Он положил в сумку свои лучшие брюки в обтяжку и красивую рубашку. Сегодня вечером он с Робби пойдет в ресторан. Он сложил пачечку банкнот, сунул их в карман и задернул молнию. Потушил свет и хотел выйти, но вспомнил про белого медведя. Взяв его под мышку, он тихо спустился по лестнице, прислушиваясь, но из спален мамы и Тимми не донеслось ни звука.
Он взял в гараже машину Бэда. Бедный Бэд…
Ключ от дома у него был, и, открыв дверь, он поднялся по лестнице, нашел комнату и постучал.

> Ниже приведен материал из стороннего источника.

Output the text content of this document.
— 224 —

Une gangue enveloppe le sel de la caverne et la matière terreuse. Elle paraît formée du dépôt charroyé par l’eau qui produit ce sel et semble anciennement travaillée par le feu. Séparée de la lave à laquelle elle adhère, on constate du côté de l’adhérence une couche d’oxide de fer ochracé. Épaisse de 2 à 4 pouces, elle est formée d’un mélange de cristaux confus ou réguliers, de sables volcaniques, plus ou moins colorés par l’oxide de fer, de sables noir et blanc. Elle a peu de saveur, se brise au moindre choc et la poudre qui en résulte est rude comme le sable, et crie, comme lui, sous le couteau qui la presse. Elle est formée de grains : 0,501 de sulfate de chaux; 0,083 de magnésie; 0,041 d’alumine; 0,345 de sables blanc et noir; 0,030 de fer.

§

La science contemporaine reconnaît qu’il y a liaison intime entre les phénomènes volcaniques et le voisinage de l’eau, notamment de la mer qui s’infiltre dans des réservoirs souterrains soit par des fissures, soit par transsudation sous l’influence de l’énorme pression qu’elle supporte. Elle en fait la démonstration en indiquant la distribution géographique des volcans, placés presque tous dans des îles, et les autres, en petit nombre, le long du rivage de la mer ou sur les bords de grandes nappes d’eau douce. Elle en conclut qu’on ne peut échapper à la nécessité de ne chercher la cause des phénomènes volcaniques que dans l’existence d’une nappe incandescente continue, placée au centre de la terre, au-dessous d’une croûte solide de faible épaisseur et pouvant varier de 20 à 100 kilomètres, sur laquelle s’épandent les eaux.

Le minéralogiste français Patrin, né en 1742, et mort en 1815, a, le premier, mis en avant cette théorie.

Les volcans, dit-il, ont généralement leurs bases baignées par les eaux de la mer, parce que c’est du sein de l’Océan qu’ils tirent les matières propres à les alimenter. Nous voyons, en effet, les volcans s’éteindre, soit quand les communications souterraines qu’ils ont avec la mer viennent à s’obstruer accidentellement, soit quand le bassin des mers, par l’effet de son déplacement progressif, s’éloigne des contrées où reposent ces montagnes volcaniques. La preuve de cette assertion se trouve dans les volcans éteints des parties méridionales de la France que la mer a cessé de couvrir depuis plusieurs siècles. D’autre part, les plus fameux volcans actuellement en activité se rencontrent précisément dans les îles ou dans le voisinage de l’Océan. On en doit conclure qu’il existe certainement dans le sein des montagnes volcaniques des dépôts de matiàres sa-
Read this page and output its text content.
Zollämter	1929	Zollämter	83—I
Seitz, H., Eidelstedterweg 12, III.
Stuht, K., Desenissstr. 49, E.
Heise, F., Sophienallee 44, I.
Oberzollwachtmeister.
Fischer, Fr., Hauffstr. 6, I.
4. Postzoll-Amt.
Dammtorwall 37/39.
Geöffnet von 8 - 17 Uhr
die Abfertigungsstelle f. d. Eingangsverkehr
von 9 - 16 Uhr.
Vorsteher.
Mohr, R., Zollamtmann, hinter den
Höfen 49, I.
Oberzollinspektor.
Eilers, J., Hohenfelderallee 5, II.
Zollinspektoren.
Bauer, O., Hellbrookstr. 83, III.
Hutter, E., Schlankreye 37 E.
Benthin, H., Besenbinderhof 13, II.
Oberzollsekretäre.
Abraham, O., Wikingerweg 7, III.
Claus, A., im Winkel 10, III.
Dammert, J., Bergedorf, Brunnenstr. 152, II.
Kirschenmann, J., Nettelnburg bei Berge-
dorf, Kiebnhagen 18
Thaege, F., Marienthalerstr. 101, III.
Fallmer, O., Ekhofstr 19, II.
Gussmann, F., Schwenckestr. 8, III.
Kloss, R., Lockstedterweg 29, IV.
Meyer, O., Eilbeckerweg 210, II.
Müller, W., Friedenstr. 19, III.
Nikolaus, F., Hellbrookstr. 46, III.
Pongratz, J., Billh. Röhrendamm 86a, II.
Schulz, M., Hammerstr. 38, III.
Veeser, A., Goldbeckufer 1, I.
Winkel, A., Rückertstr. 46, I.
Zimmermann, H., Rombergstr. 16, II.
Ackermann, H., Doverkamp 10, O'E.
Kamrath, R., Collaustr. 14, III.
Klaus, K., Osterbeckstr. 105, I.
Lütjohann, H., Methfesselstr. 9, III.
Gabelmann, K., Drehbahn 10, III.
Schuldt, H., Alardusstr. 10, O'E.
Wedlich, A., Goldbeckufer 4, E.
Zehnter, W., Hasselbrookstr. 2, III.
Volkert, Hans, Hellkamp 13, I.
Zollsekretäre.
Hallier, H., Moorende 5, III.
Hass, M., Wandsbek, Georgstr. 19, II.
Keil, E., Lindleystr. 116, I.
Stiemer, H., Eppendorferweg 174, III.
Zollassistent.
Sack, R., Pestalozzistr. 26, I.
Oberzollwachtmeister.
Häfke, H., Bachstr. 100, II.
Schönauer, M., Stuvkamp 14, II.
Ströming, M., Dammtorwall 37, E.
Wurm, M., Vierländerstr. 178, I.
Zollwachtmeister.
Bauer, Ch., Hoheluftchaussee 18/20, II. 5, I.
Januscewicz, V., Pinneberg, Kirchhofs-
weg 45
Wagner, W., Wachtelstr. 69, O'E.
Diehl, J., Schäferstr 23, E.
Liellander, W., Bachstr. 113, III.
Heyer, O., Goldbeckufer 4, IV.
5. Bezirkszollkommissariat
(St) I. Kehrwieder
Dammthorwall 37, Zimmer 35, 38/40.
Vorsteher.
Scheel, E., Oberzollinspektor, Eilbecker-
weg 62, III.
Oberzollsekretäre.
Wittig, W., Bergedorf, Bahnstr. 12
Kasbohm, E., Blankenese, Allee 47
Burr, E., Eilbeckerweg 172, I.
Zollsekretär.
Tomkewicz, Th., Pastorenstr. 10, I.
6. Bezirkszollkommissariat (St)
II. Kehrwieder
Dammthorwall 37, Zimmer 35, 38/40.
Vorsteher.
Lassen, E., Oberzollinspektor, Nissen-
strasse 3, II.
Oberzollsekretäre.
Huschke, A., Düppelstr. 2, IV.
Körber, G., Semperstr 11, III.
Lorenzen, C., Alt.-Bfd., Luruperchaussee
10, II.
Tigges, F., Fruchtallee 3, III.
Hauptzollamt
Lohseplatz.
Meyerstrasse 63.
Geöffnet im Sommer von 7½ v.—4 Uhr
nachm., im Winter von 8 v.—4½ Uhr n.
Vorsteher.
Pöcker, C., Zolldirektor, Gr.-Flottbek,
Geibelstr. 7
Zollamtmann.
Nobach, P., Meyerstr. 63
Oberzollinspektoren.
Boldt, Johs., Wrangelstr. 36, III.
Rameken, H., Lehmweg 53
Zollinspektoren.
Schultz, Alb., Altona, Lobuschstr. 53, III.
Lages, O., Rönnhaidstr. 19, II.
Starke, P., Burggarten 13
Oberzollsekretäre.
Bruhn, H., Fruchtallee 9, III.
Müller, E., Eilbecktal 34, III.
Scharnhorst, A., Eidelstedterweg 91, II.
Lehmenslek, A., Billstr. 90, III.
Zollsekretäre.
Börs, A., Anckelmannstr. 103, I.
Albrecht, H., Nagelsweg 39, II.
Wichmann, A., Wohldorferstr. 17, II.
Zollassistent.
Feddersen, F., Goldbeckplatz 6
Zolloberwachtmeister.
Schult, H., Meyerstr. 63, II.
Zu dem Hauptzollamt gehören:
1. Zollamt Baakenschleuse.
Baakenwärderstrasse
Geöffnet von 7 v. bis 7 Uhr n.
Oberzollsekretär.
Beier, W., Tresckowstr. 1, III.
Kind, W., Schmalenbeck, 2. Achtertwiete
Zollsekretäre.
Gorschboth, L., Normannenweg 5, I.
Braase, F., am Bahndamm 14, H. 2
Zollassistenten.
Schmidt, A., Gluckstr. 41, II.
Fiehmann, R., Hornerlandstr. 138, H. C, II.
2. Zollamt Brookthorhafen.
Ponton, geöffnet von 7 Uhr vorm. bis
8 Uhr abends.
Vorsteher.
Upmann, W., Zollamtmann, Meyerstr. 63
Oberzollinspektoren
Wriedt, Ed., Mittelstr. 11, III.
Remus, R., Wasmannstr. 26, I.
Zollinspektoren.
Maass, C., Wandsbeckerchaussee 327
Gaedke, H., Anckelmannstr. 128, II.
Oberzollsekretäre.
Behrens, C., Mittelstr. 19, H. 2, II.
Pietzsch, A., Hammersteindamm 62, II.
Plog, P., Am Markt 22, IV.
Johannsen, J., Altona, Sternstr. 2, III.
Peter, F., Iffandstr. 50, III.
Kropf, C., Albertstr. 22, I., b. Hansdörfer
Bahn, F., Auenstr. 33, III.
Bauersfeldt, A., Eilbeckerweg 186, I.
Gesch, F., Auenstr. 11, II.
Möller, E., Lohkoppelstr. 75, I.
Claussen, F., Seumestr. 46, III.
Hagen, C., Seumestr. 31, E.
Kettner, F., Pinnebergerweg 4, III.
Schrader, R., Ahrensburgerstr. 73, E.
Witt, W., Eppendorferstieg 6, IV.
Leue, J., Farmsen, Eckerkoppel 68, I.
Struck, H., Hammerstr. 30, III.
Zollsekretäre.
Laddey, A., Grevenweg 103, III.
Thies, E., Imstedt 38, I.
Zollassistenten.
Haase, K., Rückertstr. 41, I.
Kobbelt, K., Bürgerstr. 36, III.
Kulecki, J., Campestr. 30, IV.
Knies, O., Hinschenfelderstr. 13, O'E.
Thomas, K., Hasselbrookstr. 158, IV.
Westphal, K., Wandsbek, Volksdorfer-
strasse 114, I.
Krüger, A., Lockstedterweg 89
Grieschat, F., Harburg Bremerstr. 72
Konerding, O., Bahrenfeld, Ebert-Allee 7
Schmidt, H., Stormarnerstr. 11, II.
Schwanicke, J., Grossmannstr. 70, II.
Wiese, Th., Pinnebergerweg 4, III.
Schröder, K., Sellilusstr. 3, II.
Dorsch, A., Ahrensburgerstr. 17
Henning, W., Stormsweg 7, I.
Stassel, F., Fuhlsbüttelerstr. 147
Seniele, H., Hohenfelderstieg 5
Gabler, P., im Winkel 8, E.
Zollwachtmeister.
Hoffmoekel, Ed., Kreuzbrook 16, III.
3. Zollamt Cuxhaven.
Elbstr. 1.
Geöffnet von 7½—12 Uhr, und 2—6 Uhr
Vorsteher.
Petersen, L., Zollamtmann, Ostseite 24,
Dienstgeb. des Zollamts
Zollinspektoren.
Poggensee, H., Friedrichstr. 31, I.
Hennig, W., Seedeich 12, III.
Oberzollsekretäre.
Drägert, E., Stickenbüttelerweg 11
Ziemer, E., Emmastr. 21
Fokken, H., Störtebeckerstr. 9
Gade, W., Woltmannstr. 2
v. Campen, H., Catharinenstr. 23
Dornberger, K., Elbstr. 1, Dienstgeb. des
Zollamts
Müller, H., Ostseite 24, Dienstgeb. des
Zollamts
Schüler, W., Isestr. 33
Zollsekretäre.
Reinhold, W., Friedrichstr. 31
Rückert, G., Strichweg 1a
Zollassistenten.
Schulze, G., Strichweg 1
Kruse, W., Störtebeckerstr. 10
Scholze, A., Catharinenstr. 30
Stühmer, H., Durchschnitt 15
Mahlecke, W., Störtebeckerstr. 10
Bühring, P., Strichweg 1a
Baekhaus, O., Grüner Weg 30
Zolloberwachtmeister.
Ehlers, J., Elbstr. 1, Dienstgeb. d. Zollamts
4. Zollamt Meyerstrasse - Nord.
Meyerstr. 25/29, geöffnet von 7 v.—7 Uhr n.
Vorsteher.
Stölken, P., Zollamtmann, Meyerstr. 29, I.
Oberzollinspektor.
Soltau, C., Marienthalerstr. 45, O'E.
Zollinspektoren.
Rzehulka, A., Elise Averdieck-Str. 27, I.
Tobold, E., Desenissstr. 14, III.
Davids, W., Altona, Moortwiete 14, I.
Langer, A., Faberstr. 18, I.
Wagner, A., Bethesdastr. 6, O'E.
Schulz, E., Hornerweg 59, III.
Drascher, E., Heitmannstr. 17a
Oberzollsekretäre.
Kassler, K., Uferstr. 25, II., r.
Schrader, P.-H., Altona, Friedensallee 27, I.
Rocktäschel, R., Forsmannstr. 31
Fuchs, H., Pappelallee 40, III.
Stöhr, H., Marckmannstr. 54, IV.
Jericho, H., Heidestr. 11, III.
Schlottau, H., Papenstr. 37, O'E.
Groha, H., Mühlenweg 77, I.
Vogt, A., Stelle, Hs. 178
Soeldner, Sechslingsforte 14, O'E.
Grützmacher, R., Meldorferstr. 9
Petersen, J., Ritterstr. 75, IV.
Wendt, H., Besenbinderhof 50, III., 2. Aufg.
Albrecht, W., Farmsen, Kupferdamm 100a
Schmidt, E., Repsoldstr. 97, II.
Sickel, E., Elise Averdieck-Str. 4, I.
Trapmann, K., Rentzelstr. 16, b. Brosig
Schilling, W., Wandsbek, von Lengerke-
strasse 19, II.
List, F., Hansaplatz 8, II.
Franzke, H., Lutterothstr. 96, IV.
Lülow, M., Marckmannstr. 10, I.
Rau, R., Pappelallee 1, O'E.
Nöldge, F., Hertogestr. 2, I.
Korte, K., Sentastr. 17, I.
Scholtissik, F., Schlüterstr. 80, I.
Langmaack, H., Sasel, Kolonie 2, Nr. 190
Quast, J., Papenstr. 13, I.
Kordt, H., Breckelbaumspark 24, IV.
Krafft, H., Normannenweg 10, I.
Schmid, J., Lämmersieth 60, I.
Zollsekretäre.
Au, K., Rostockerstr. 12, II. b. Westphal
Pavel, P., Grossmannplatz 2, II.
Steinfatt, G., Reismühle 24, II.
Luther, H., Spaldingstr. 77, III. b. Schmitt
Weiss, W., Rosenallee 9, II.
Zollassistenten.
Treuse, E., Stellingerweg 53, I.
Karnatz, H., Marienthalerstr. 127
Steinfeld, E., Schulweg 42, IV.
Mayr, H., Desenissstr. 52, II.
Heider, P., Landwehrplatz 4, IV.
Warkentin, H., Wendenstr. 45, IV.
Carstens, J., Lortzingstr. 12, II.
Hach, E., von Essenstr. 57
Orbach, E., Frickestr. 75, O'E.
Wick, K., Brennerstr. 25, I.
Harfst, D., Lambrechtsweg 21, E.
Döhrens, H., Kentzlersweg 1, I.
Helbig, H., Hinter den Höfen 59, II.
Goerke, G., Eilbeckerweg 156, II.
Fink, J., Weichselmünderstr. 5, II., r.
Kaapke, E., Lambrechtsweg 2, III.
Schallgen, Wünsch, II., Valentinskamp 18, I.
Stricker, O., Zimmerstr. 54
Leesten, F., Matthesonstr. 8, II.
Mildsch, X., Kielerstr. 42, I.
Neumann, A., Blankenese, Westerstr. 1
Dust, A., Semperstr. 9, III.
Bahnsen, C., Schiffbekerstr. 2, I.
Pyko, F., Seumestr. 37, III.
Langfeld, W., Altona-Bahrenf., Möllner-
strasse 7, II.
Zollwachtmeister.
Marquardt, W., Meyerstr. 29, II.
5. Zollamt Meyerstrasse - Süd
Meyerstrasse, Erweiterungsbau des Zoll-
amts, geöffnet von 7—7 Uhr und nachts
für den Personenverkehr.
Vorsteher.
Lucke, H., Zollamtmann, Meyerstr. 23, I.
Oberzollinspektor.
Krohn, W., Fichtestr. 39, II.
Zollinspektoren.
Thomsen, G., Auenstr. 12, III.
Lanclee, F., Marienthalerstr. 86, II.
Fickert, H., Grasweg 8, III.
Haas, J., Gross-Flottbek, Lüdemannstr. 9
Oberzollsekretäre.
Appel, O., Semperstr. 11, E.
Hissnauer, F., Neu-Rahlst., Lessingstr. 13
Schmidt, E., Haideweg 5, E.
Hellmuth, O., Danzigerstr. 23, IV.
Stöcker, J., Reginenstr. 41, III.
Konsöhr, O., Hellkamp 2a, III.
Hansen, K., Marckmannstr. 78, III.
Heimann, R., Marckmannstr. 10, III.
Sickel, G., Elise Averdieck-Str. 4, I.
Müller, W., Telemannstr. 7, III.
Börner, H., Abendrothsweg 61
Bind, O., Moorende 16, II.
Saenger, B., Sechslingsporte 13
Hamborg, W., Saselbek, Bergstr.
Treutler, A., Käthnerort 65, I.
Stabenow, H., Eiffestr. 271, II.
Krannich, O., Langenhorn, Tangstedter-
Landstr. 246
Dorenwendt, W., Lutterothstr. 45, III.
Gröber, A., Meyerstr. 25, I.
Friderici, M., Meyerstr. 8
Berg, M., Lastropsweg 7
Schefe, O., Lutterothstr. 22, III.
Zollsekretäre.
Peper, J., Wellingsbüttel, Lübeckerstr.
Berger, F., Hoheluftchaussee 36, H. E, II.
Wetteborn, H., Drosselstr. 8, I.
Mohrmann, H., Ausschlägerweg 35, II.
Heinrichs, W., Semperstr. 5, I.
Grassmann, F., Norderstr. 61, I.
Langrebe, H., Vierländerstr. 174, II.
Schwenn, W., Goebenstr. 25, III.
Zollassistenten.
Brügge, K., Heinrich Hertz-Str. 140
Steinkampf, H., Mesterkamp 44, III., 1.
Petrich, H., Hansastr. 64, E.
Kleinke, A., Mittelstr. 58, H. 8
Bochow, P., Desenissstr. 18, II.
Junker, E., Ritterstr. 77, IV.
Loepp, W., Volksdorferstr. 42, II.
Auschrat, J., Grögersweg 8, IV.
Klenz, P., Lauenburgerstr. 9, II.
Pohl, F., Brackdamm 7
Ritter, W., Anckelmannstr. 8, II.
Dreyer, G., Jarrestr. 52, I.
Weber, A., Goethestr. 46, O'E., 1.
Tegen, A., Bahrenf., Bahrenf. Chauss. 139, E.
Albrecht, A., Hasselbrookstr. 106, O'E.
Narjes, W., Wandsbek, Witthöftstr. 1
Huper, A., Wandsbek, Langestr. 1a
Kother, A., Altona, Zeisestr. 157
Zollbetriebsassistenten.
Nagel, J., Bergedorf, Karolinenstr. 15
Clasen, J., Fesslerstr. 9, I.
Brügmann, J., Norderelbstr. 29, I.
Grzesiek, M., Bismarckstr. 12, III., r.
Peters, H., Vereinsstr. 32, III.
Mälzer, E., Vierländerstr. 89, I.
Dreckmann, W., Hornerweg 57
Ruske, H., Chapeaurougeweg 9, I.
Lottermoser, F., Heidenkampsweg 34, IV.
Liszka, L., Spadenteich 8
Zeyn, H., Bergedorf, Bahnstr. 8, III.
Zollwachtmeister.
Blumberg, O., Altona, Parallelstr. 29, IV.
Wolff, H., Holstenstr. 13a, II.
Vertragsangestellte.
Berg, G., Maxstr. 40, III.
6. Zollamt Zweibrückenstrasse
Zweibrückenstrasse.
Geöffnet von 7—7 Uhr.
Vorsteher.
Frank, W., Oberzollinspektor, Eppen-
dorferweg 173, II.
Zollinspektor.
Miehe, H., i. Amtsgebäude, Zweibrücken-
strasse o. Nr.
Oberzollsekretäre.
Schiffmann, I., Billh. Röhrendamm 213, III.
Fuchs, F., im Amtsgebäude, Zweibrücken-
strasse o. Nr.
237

— Кто там? — послышался сонный голос.
— Белый медведь! — прорычал он. Она открыла дверь, и он бросил в нее мишкой. Она засмеялась, потом брызнули слезы радости, и они вместе упали на кровать. Он ласкал ее щеки и перебирал волосы, кровь звенела у него в ушах. Ее руки обвились вокруг его шеи.
— Боже, как мне тебя не хватало! Боже, как я тебя люблю. Томми, мы сто лет были в разлуке!
Ее гибкие пальцы расстегивали пуговицы, тянули, сдергивали одежду, и вскоре они уже ласкали обнаженное тело, — и Том, и она лежали голые на одеяле. Сначала он словно со стороны видел, как сплетаются тела, руки, ноги, прежде чем погрузиться во тьму, — опустив веки, он неистово прижался к ее губам. Он открыл глаза и, увидев влажный блеск ее глаз, прижался к ее груди и провалился в сладкую черную тьму.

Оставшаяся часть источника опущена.